Any globe or eyelid defect that produces suboptimal lid-globe apposition during lid closure can lead to dellen formation due to focal corneal dehydration as the result of an altered tear meniscus.1 Typically, the phenomena are observed at the inferior corneal-limbal junction, adjacent to pingueculae, pterygia or limbal surgical sites (such as a filtering bleb). Dellen rarely perforate the cornea and are not subject to inflammatory processes. They are associated with corneal dehydration.1-3
Dellen defects can be reversed using surgical eyelid procedures such as tarsoconjunctival surface contour or by nonsurgical moisture/tear restoration.1,2 In surgical cases, the goal is to flatten the dome shape of the tarsal plate, which is interrupting the eyelid posture and tear coverage. With sufficient relubrication, the area will rehydrate and stabilize.1 Exercise caution, however, as a cornea without proper cellular constituents cannot be expected to easily repair itself.

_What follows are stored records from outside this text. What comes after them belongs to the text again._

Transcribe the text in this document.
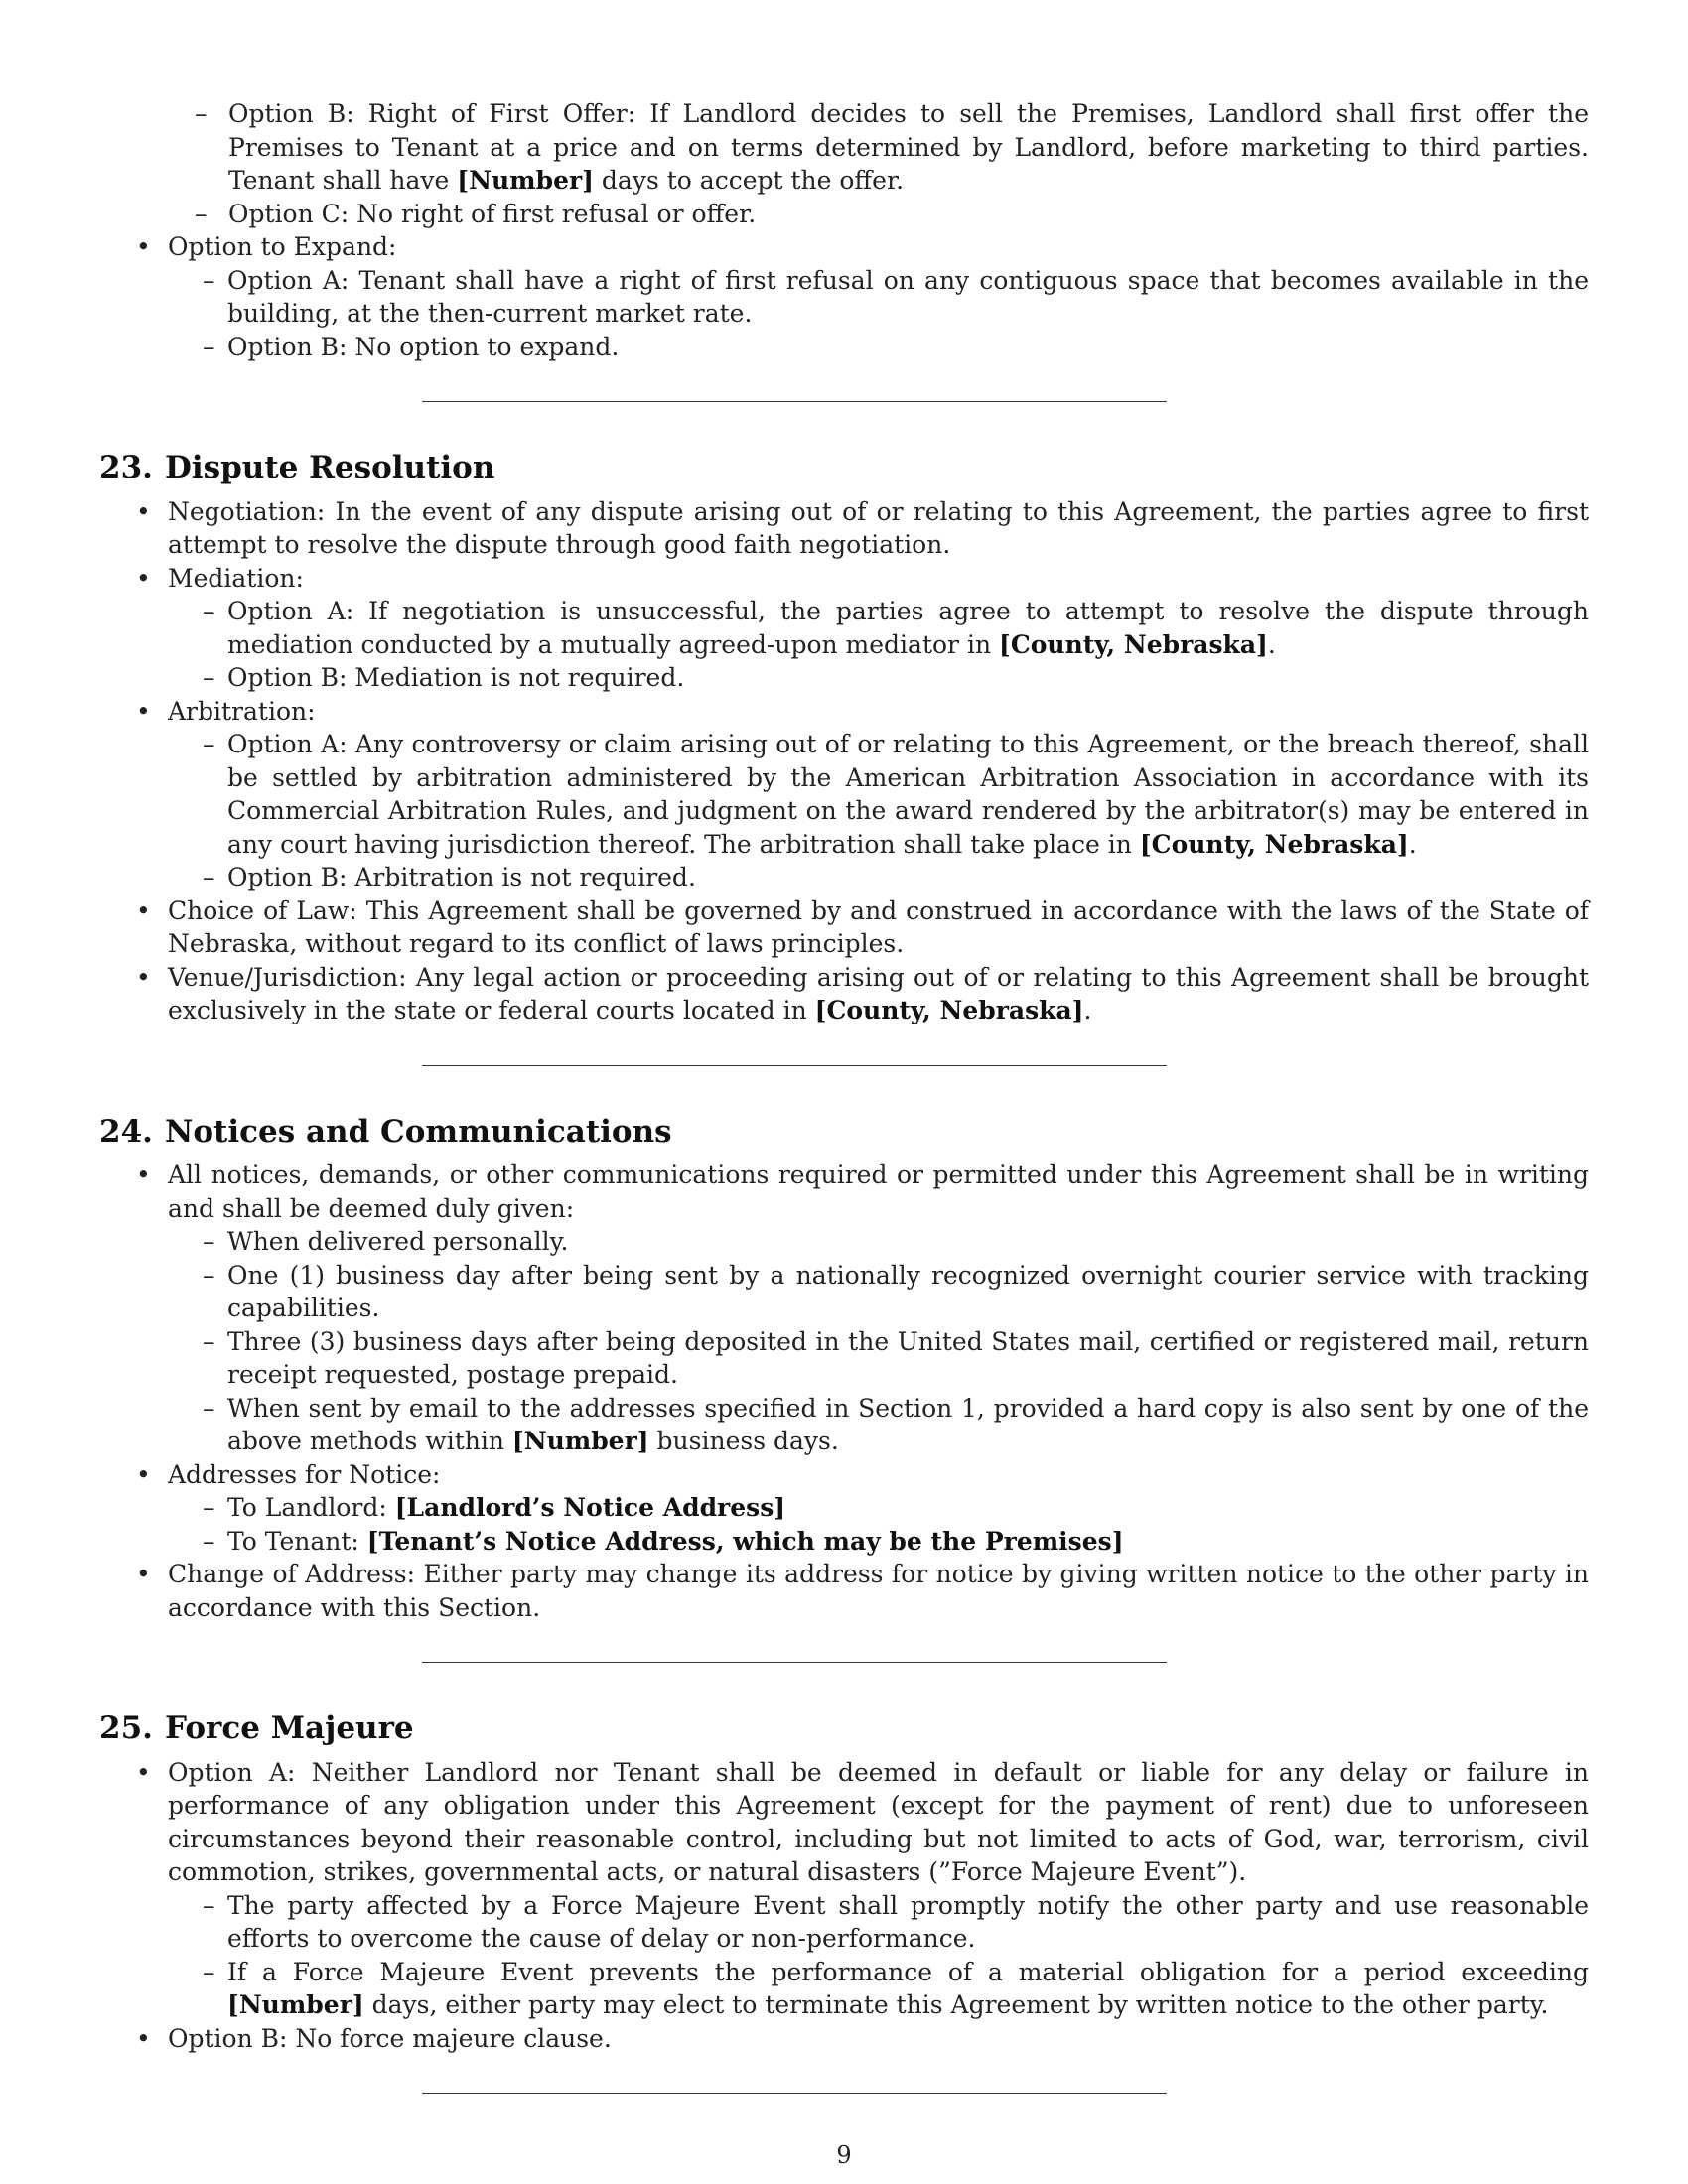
– Option B: Right of First Offer: If Landlord decides to sell the Premises, Landlord shall first offer the Premises to Tenant at a price and on terms determined by Landlord, before marketing to third parties. Tenant shall have [Number] days to accept the offer.
– Option C: No right of first refusal or offer.
• Option to Expand:
– Option A: Tenant shall have a right of first refusal on any contiguous space that becomes available in the building, at the then-current market rate.
– Option B: No option to expand.
23. Dispute Resolution
• Negotiation: In the event of any dispute arising out of or relating to this Agreement, the parties agree to first attempt to resolve the dispute through good faith negotiation.
• Mediation:
– Option A: If negotiation is unsuccessful, the parties agree to attempt to resolve the dispute through mediation conducted by a mutually agreed-upon mediator in [County, Nebraska].
– Option B: Mediation is not required.
• Arbitration:
– Option A: Any controversy or claim arising out of or relating to this Agreement, or the breach thereof, shall be settled by arbitration administered by the American Arbitration Association in accordance with its Commercial Arbitration Rules, and judgment on the award rendered by the arbitrator(s) may be entered in any court having jurisdiction thereof. The arbitration shall take place in [County, Nebraska].
– Option B: Arbitration is not required.
• Choice of Law: This Agreement shall be governed by and construed in accordance with the laws of the State of Nebraska, without regard to its conflict of laws principles.
• Venue/Jurisdiction: Any legal action or proceeding arising out of or relating to this Agreement shall be brought exclusively in the state or federal courts located in [County, Nebraska].
24. Notices and Communications
• All notices, demands, or other communications required or permitted under this Agreement shall be in writing and shall be deemed duly given:
– When delivered personally.
– One (1) business day after being sent by a nationally recognized overnight courier service with tracking capabilities.
– Three (3) business days after being deposited in the United States mail, certified or registered mail, return receipt requested, postage prepaid.
– When sent by email to the addresses specified in Section 1, provided a hard copy is also sent by one of the above methods within [Number] business days.
• Addresses for Notice:
– To Landlord: [Landlord’s Notice Address]
– To Tenant: [Tenant’s Notice Address, which may be the Premises]
• Change of Address: Either party may change its address for notice by giving written notice to the other party in accordance with this Section.
25. Force Majeure
• Option A: Neither Landlord nor Tenant shall be deemed in default or liable for any delay or failure in performance of any obligation under this Agreement (except for the payment of rent) due to unforeseen circumstances beyond their reasonable control, including but not limited to acts of God, war, terrorism, civil commotion, strikes, governmental acts, or natural disasters (”Force Majeure Event”).
– The party affected by a Force Majeure Event shall promptly notify the other party and use reasonable efforts to overcome the cause of delay or non-performance.
– If a Force Majeure Event prevents the performance of a material obligation for a period exceeding [Number] days, either party may elect to terminate this Agreement by written notice to the other party.
• Option B: No force majeure clause.
9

The stomatitis (canker sore), possibly the result of oral dryness or herpetic breakout, was treated with bland ointment and resolved over the course of one month.
1. Kwok SK, Tse DT. Central corneal dellen: a complication of upper eyelid tarsotomy. Ophthal Plast Reconstr Surg 2000 May;16(3):237-40.
2. Tsai YY, Lin JM, Shy JD. Acute scleral thinning after pterygium excision with intraoperative mitomycin C: A case report of scleral dellen after bare sclera technique and review of the literature. Cornea. 2002 Mar;21(2):227-9.